Scientific classification
- Kingdom: Animalia
- Phylum: Chordata
- Class: Reptilia
- Order: Squamata
- Suborder: Iguania
- Family: Chamaeleonidae
- Genus: Calumma
- Species: C. vencesi
- Binomial name: Calumma vencesi Andreone, Mattioli, Jesu & Randrianirina, 2001

= Vences's chameleon =

- Genus: Calumma
- Species: vencesi
- Authority: Andreone, Mattioli, Jesu & Randrianirina, 2001
- Conservation status: EN

Species of lizard

Vences's chameleon (Calumma vencesi) is a species of lizard in the family Chamaeleonidae. The species is endemic to Madagascar.

==Etymology==
The specific name, vencesi, is in honor of German herpetologist Miguel Vences.

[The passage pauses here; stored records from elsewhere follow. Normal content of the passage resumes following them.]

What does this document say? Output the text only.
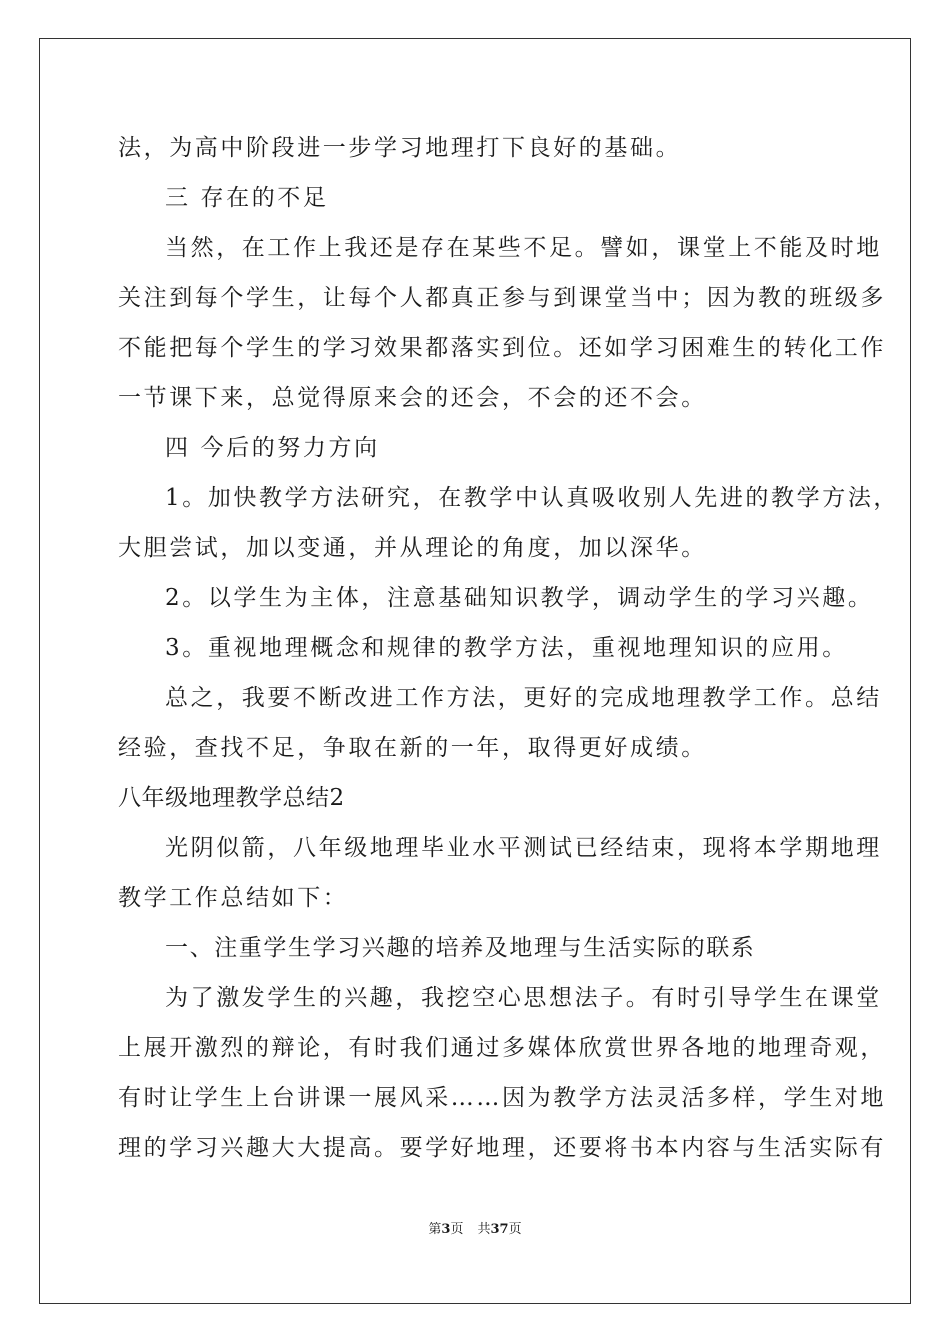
法，为高中阶段进一步学习地理打下良好的基础。
三 存在的不足
当然，在工作上我还是存在某些不足。譬如，课堂上不能及时地
关注到每个学生，让每个人都真正参与到课堂当中；因为教的班级多
不能把每个学生的学习效果都落实到位。还如学习困难生的转化工作
一节课下来，总觉得原来会的还会，不会的还不会。
四 今后的努力方向
1。加快教学方法研究，在教学中认真吸收别人先进的教学方法，
大胆尝试，加以变通，并从理论的角度，加以深华。
2。以学生为主体，注意基础知识教学，调动学生的学习兴趣。
3。重视地理概念和规律的教学方法，重视地理知识的应用。
总之，我要不断改进工作方法，更好的完成地理教学工作。总结
经验，查找不足，争取在新的一年，取得更好成绩。
八年级地理教学总结2
光阴似箭，八年级地理毕业水平测试已经结束，现将本学期地理
教学工作总结如下：
一、注重学生学习兴趣的培养及地理与生活实际的联系
为了激发学生的兴趣，我挖空心思想法子。有时引导学生在课堂
上展开激烈的辩论，有时我们通过多媒体欣赏世界各地的地理奇观，
有时让学生上台讲课一展风采……因为教学方法灵活多样，学生对地
理的学习兴趣大大提高。要学好地理，还要将书本内容与生活实际有
第3页 共37页
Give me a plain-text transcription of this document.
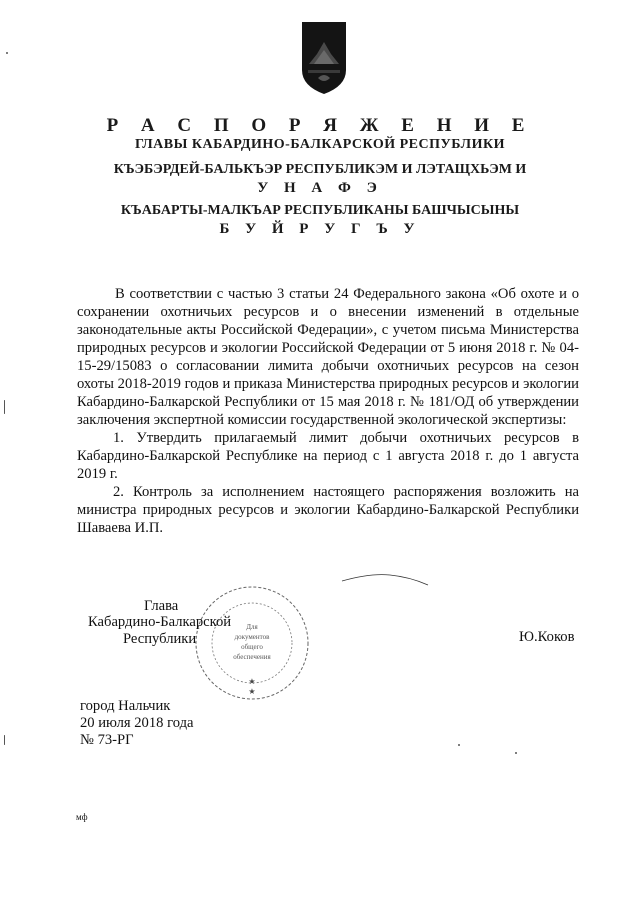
Р А С П О Р Я Ж Е Н И Е
ГЛАВЫ КАБАРДИНО-БАЛКАРСКОЙ РЕСПУБЛИКИ
КЪЭБЭРДЕЙ-БАЛЬКЪЭР РЕСПУБЛИКЭМ И ЛЭТАЩХЬЭМ И
У Н А Ф Э
КЪАБАРТЫ-МАЛКЪАР РЕСПУБЛИКАНЫ БАШЧЫСЫНЫ
Б У Й Р У Г Ъ У

В соответствии с частью 3 статьи 24 Федерального закона «Об охоте и о сохранении охотничьих ресурсов и о внесении изменений в отдельные законодательные акты Российской Федерации», с учетом письма Министерства природных ресурсов и экологии Российской Федерации от 5 июня 2018 г. № 04-15-29/15083 о согласовании лимита добычи охотничьих ресурсов на сезон охоты 2018-2019 годов и приказа Министерства природных ресурсов и экологии Кабардино-Балкарской Республики от 15 мая 2018 г. № 181/ОД об утверждении заключения экспертной комиссии государственной экологической экспертизы:

1. Утвердить прилагаемый лимит добычи охотничьих ресурсов в Кабардино-Балкарской Республике на период с 1 августа 2018 г. до 1 августа 2019 г.

2. Контроль за исполнением настоящего распоряжения возложить на министра природных ресурсов и экологии Кабардино-Балкарской Республики Шаваева И.П.

Для
документов
общего
обеспечения
★
★
Глава
Кабардино-Балкарской
Республики	Ю.Коков
город Нальчик
20 июля 2018 года
№ 73-РГ
мф
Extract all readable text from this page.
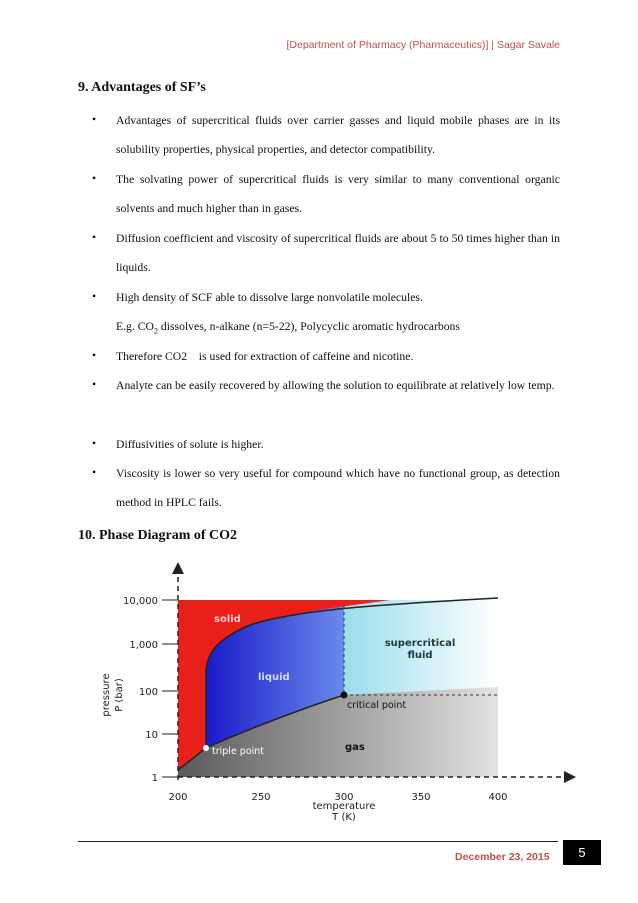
[Department of Pharmacy (Pharmaceutics)] | Sagar Savale
9. Advantages of SF’s
• Advantages of supercritical fluids over carrier gasses and liquid mobile phases are in its solubility properties, physical properties, and detector compatibility.
• The solvating power of supercritical fluids is very similar to many conventional organic solvents and much higher than in gases.
• Diffusion coefficient and viscosity of supercritical fluids are about 5 to 50 times higher than in liquids.
• High density of SCF able to dissolve large nonvolatile molecules.
E.g. $CO_2$ dissolves, n-alkane (n=5-22), Polycyclic aromatic hydrocarbons
• Therefore CO2    is used for extraction of caffeine and nicotine.
• Analyte can be easily recovered by allowing the solution to equilibrate at relatively low temp.
• Diffusivities of solute is higher.
• Viscosity is lower so very useful for compound which have no functional group, as detection method in HPLC fails.
10. Phase Diagram of CO2
10,000
1,000
100
10
1
200	250	300	350	400
temperature
T (K)
pressure P (bar)
solid
liquid
supercritical fluid
gas
triple point
critical point
December 23, 2015	5
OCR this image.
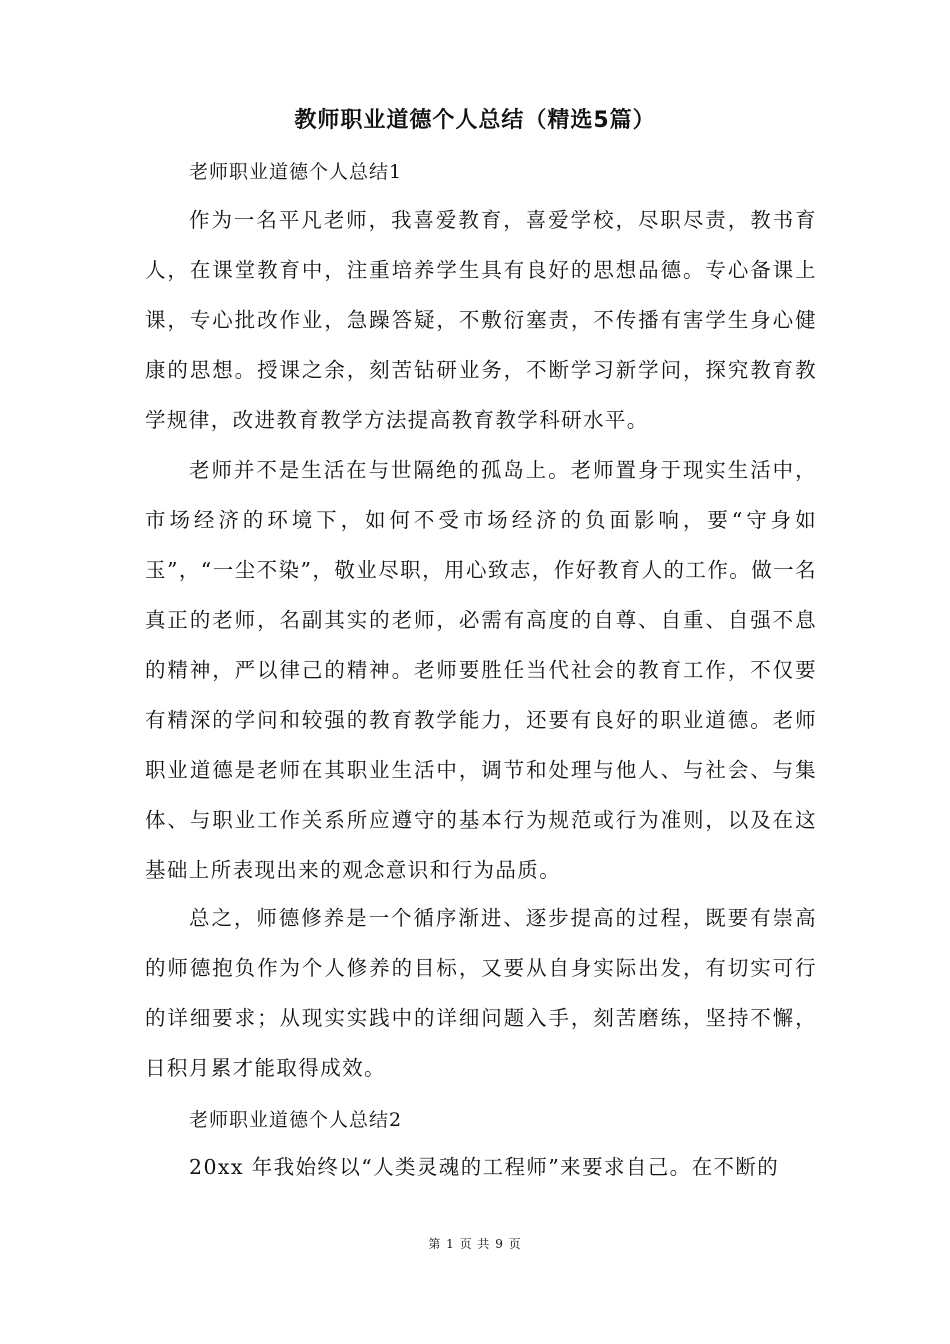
教师职业道德个人总结（精选5篇）

老师职业道德个人总结1

作为一名平凡老师，我喜爱教育，喜爱学校，尽职尽责，教书育人，在课堂教育中，注重培养学生具有良好的思想品德。专心备课上课，专心批改作业，急躁答疑，不敷衍塞责，不传播有害学生身心健康的思想。授课之余，刻苦钻研业务，不断学习新学问，探究教育教学规律，改进教育教学方法提高教育教学科研水平。

老师并不是生活在与世隔绝的孤岛上。老师置身于现实生活中，市场经济的环境下，如何不受市场经济的负面影响，要“守身如玉”，“一尘不染”，敬业尽职，用心致志，作好教育人的工作。做一名真正的老师，名副其实的老师，必需有高度的自尊、自重、自强不息的精神，严以律己的精神。老师要胜任当代社会的教育工作，不仅要有精深的学问和较强的教育教学能力，还要有良好的职业道德。老师职业道德是老师在其职业生活中，调节和处理与他人、与社会、与集体、与职业工作关系所应遵守的基本行为规范或行为准则，以及在这基础上所表现出来的观念意识和行为品质。

总之，师德修养是一个循序渐进、逐步提高的过程，既要有崇高的师德抱负作为个人修养的目标，又要从自身实际出发，有切实可行的详细要求；从现实实践中的详细问题入手，刻苦磨练，坚持不懈，日积月累才能取得成效。

老师职业道德个人总结2

20xx 年我始终以“人类灵魂的工程师”来要求自己。在不断的

第 1 页 共 9 页
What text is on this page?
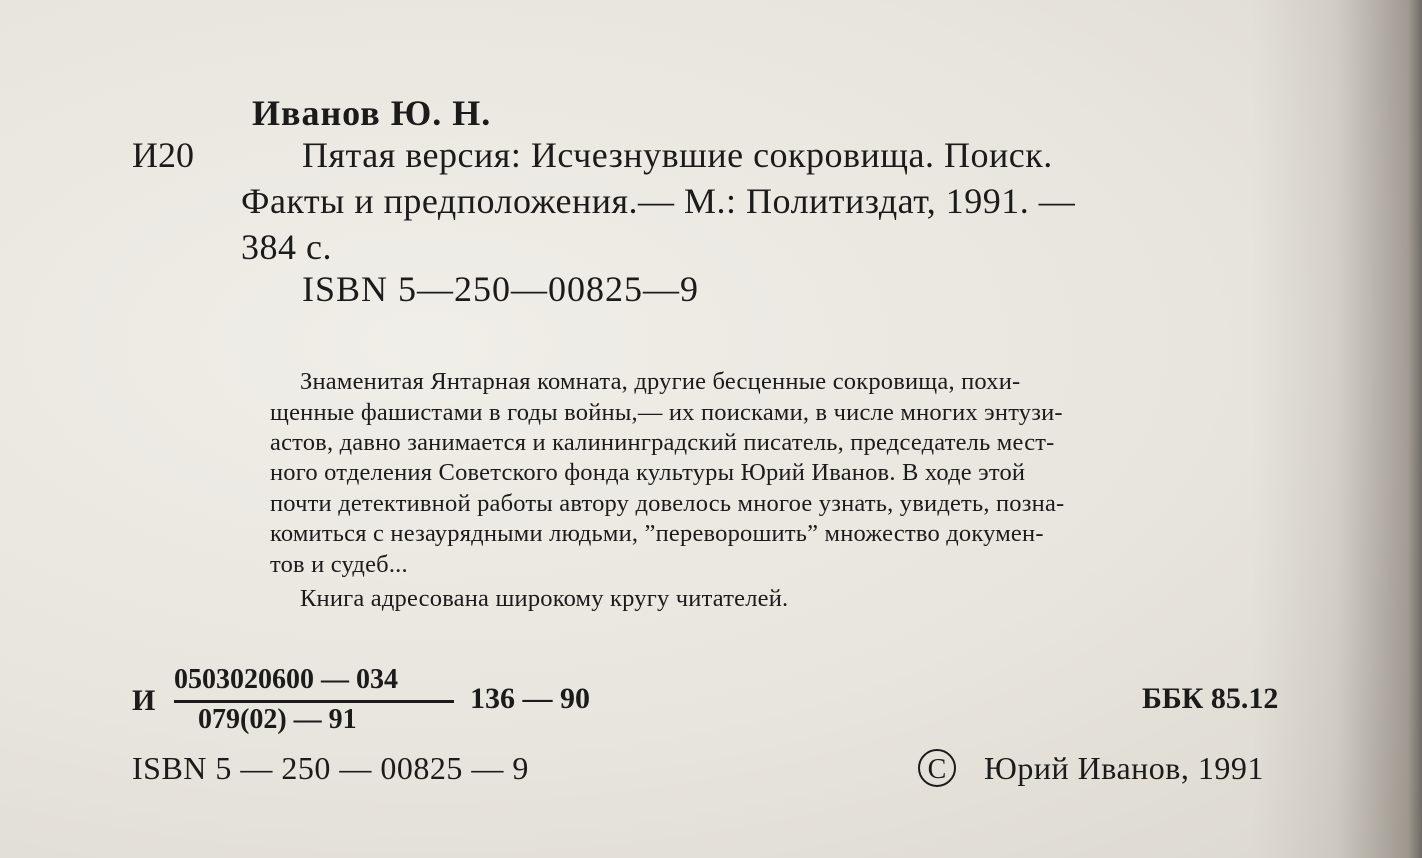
Иванов Ю. Н.
И20	Пятая версия: Исчезнувшие сокровища. Поиск.
Факты и предположения.— М.: Политиздат, 1991. —
384 с.
ISBN 5—250—00825—9
Знаменитая Янтарная комната, другие бесценные сокровища, похи-
щенные фашистами в годы войны,— их поисками, в числе многих энтузи-
астов, давно занимается и калининградский писатель, председатель мест-
ного отделения Советского фонда культуры Юрий Иванов. В ходе этой
почти детективной работы автору довелось многое узнать, увидеть, позна-
комиться с незаурядными людьми, ”переворошить” множество докумен-
тов и судеб...
Книга адресована широкому кругу читателей.
И
0503020600 — 034
079(02) — 91
136 — 90	ББК 85.12
ISBN 5 — 250 — 00825 — 9	C	Юрий Иванов, 1991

==Geographic range and habitat==
The geographic range of Vences' chameleon is not well understood; it is thought that the total area is around 591 square kilometers (228 square miles). What is certain is that specimens have been collected from several forests in the northeastern corner of Madagascar. The species mostly inhabits the understories of humid forests in the lowlands, at altitudes of 600–1,000 m.

==Reproduction==
C. vencesi is oviparous.

==Conservation and threats==
The main threat to Vences' chameleon is habitat loss and degradation. While having a sizable range, the species is extremely intolerant of damaged habitat. Also, it has not been recorded in any protected areas, making it all the more vulnerable to logging and slash and burn agriculture. Fortunately, the illegal trade of this species seems to be virtually nonexistent.